Yesterday, however, was a new personal best for my driving up here. I did not one or two roundabouts, or rotaries as they are called in Massachusetts, but 6--with one very large bridge and a trip over the Braes thrown in for good measure.

I drove all the way to the big city of Inverness.

Ironically, whenever I speak of going to Inverness the first question people ask is "Are you going shopping?" That is also logical because there are many things that are just not available here 120 miles north of the self-styled capital of the Highlands. But shopping is not recreation for me and I have reached the stage in my life where I am trying to de-clutter. Instead I went to Inverness for my writing habit.

I attended a free (to me) workshop on travel writing. Hugh Taylor, experienced travel writer and great storyteller, spent a day showing nine writer wannabes how to do it. The group ranged from very experienced writers in other genres to two closet writers and a young student. I put myself in the middle now that I have 11 published articles. Well, OK, just barely above the bottom, but if you make it into the usual published vs non-published, then I could count myself with the people who know their craft.

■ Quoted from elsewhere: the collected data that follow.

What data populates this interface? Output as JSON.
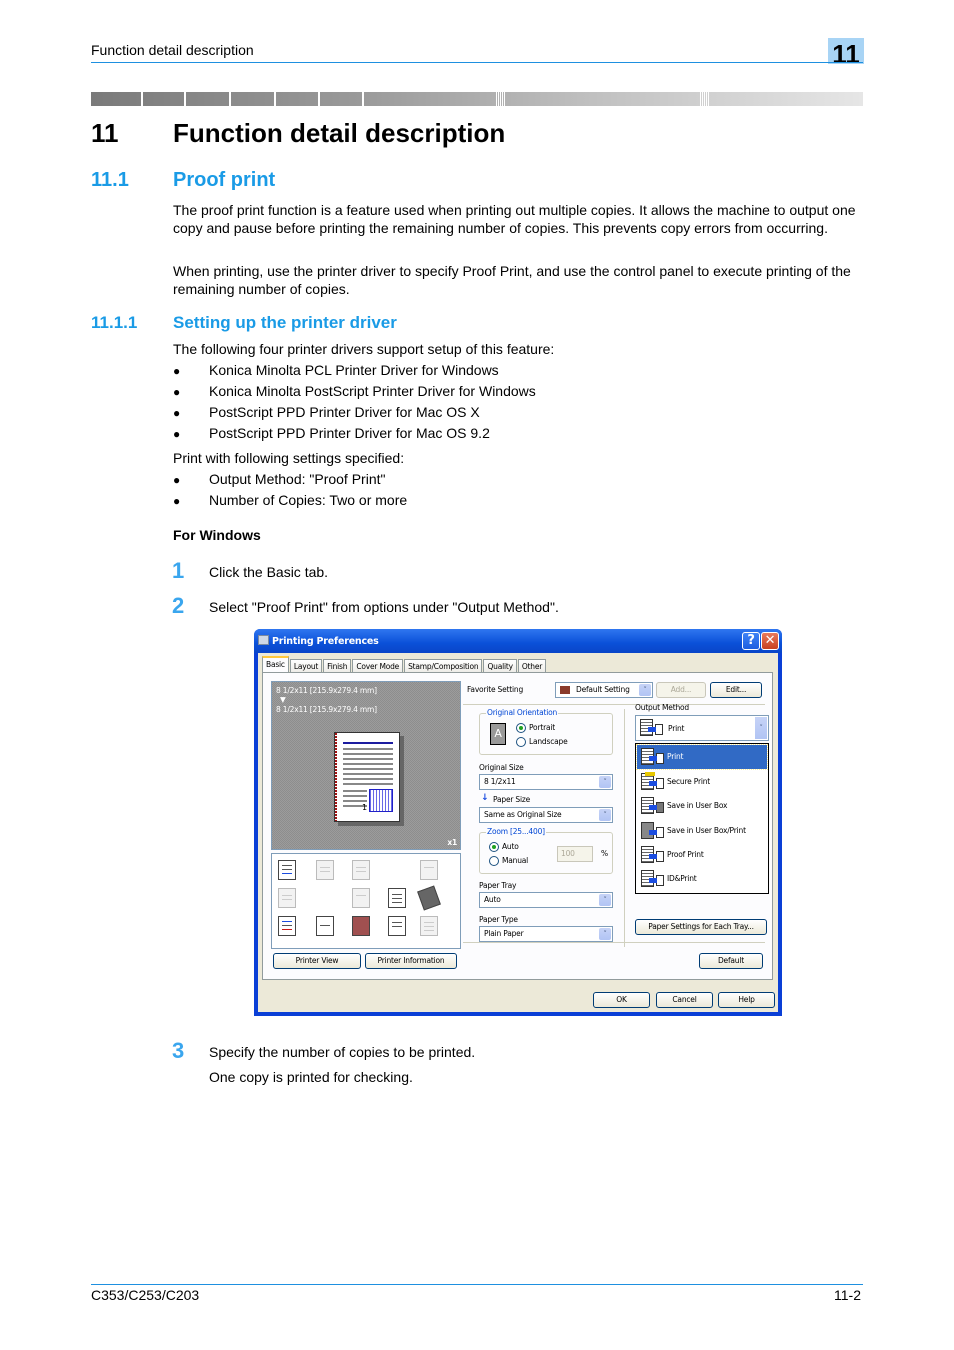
{
  "header": {
    "running_title": "Function detail description",
    "chapter_tab": "11"
  },
  "chapter": {
    "number": "11",
    "title": "Function detail description"
  },
  "section": {
    "number": "11.1",
    "title": "Proof print",
    "paragraphs": [
      "The proof print function is a feature used when printing out multiple copies. It allows the machine to output one copy and pause before printing the remaining number of copies. This prevents copy errors from occurring.",
      "When printing, use the printer driver to specify Proof Print, and use the control panel to execute printing of the remaining number of copies."
    ]
  },
  "subsection": {
    "number": "11.1.1",
    "title": "Setting up the printer driver",
    "intro": "The following four printer drivers support setup of this feature:",
    "drivers": [
      "Konica Minolta PCL Printer Driver for Windows",
      "Konica Minolta PostScript Printer Driver for Windows",
      "PostScript PPD Printer Driver for Mac OS X",
      "PostScript PPD Printer Driver for Mac OS 9.2"
    ],
    "settings_intro": "Print with following settings specified:",
    "settings": [
      "Output Method: \"Proof Print\"",
      "Number of Copies: Two or more"
    ],
    "bullet": "●",
    "windows_heading": "For Windows",
    "steps": [
      {
        "n": "1",
        "text": "Click the Basic tab."
      },
      {
        "n": "2",
        "text": "Select \"Proof Print\" from options under \"Output Method\"."
      },
      {
        "n": "3",
        "text": "Specify the number of copies to be printed.",
        "note": "One copy is printed for checking."
      }
    ]
  },
  "dialog": {
    "title": "Printing Preferences",
    "help_button": "?",
    "close_button": "✕",
    "tabs": [
      "Basic",
      "Layout",
      "Finish",
      "Cover Mode",
      "Stamp/Composition",
      "Quality",
      "Other"
    ],
    "active_tab": "Basic",
    "preview": {
      "original_size": "8 1/2x11 [215.9x279.4 mm]",
      "arrow": "▼",
      "paper_size": "8 1/2x11 [215.9x279.4 mm]",
      "copies": "x1",
      "page_number": "1"
    },
    "printer_view_button": "Printer View",
    "printer_info_button": "Printer Information",
    "favorite_label": "Favorite Setting",
    "favorite_value": "Default Setting",
    "add_button": "Add...",
    "edit_button": "Edit...",
    "orientation": {
      "group_title": "Original Orientation",
      "options": [
        "Portrait",
        "Landscape"
      ],
      "selected": "Portrait",
      "icon_letter": "A"
    },
    "original_size_label": "Original Size",
    "original_size_value": "8 1/2x11",
    "paper_size_label": "Paper Size",
    "paper_size_value": "Same as Original Size",
    "zoom": {
      "group_title": "Zoom [25...400]",
      "options": [
        "Auto",
        "Manual"
      ],
      "selected": "Auto",
      "value": "100",
      "unit": "%"
    },
    "paper_tray_label": "Paper Tray",
    "paper_tray_value": "Auto",
    "paper_type_label": "Paper Type",
    "paper_type_value": "Plain Paper",
    "output_method_label": "Output Method",
    "output_method_value": "Print",
    "output_method_options": [
      "Print",
      "Secure Print",
      "Save in User Box",
      "Save in User Box/Print",
      "Proof Print",
      "ID&Print"
    ],
    "output_method_highlighted": "Print",
    "paper_settings_button": "Paper Settings for Each Tray...",
    "default_button": "Default",
    "ok_button": "OK",
    "cancel_button": "Cancel",
    "help_bottom_button": "Help",
    "dropdown_arrow": "˅"
  },
  "footer": {
    "model": "C353/C253/C203",
    "page": "11-2"
  }
}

More to the point, it was a good crowd, and we worked hard. All the questions I had about travel writing were answered: where do you find it, where do you get ideas, how do you do it, how much do you get paid, and so on. Also, it pushed me in the direction of answering the BIG QUESTION--Can I do it? With hands on exercises, we all took that first step toward becoming real travel writers: we generated our own ideas and after a lunch time walk to find our own story idea, put pen to paper and drafted an opening paragraph, which Hugh evaluated, making some editing suggestions and offering much encouragement.

And then it was time to face the 6 roundabouts and bridge and Braes and head back North.